Speech is the basic means of communication between humans. Using speech, humans can convey their thoughts and feelings to others in a way much more intricate than in any other animal species, and thus the human speech system is the most complicated one and comprises a number of organs - from lungs, trachea (windpipe), larynx and vocal folds, to oral cavity with tongue, teeth and lips, and nasal cavity.
Speech considered as a sound signal contains a multitude of information. Beside what has been said, it includes information on the speaker that reveal the emotional state, the identity of a known speaker or the gender and age of an unknown one. We understand the meaning, perceive the speaker's dialect, education level and culture. We understand what has been said relying of our knowledge of the language and on context. Thus, segmentation of the sequence of sounds that we hear is possible only if we are familiar with the language. Speech perception is, therefore, not an inherited but a learned ability. Furthermore, one can focus on a particular speaker among many, estimate the position of the speech source, and often understand things that have not been actually said, but rather implied.

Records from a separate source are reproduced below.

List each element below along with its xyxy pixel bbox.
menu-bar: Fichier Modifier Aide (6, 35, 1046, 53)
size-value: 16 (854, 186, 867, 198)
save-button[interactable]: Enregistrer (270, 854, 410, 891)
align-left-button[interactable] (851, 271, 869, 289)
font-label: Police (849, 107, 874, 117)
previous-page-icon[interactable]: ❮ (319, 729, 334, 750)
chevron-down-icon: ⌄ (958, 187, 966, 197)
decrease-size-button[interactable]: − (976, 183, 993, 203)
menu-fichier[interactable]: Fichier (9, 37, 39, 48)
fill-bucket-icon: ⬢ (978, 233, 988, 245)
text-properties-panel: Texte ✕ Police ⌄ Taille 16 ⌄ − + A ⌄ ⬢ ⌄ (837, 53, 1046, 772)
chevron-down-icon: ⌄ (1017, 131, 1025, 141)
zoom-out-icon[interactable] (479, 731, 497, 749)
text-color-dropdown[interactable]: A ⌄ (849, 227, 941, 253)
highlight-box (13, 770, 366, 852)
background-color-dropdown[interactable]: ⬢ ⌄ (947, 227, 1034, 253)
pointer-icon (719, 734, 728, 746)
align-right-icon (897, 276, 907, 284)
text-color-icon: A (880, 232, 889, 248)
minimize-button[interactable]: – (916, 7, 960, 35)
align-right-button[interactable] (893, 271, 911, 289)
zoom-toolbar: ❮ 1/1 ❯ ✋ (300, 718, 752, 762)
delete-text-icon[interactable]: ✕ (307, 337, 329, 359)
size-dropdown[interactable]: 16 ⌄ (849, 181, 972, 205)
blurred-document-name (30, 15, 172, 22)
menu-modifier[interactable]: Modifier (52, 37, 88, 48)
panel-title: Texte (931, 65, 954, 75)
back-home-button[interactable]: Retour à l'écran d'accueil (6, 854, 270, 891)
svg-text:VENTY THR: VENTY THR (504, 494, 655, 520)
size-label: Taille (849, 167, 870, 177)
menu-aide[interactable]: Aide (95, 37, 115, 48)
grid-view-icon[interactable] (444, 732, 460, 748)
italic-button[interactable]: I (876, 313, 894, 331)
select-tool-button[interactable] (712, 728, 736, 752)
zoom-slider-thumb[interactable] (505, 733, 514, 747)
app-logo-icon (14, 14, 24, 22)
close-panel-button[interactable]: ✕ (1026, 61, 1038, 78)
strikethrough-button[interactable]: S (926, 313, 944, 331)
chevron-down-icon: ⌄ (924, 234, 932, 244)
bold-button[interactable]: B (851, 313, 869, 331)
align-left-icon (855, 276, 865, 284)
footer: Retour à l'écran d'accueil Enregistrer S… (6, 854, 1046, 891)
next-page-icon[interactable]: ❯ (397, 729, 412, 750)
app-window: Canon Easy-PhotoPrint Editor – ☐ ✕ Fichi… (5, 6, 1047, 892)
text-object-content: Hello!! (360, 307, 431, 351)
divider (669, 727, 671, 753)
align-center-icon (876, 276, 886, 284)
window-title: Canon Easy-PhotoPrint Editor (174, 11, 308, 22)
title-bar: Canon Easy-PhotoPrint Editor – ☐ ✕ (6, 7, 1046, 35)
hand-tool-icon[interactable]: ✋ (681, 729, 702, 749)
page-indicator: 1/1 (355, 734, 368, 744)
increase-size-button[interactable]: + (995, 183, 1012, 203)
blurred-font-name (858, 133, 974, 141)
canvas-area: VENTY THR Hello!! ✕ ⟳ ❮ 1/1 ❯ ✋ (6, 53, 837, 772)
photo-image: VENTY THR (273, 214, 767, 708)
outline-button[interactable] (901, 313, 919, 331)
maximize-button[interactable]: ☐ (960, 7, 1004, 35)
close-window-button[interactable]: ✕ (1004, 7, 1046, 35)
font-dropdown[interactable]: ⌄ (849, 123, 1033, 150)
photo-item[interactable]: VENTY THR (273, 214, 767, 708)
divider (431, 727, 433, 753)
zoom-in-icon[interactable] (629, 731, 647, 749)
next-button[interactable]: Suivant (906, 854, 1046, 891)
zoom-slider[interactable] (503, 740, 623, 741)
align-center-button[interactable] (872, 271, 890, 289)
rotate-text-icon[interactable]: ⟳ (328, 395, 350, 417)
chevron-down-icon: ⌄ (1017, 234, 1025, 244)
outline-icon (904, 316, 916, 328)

Acquisition of the sound signal is the first step in speech perception. The brain has to determine whether the received sound indeed originates from speech, because speech is processed in a way fundamentally different from music or ambiance noise. The brain also has to identify whether the language used is one the listener is familiar with. A real-time phonetic analysis of the content is then carried out, without waiting for the speaker to finish the utterance, and ignoring non-speech sounds such as filled pauses, throat clearing etc.
The reconstruction of the entire utterance is performed based on the sequence of the obtained phones, taking into account semantic context as well. The meaning of the utterance will thus most probably be reconstructed correctly even if certain phones are missing or are poorly articulated, which is often the case in spontaneous speech.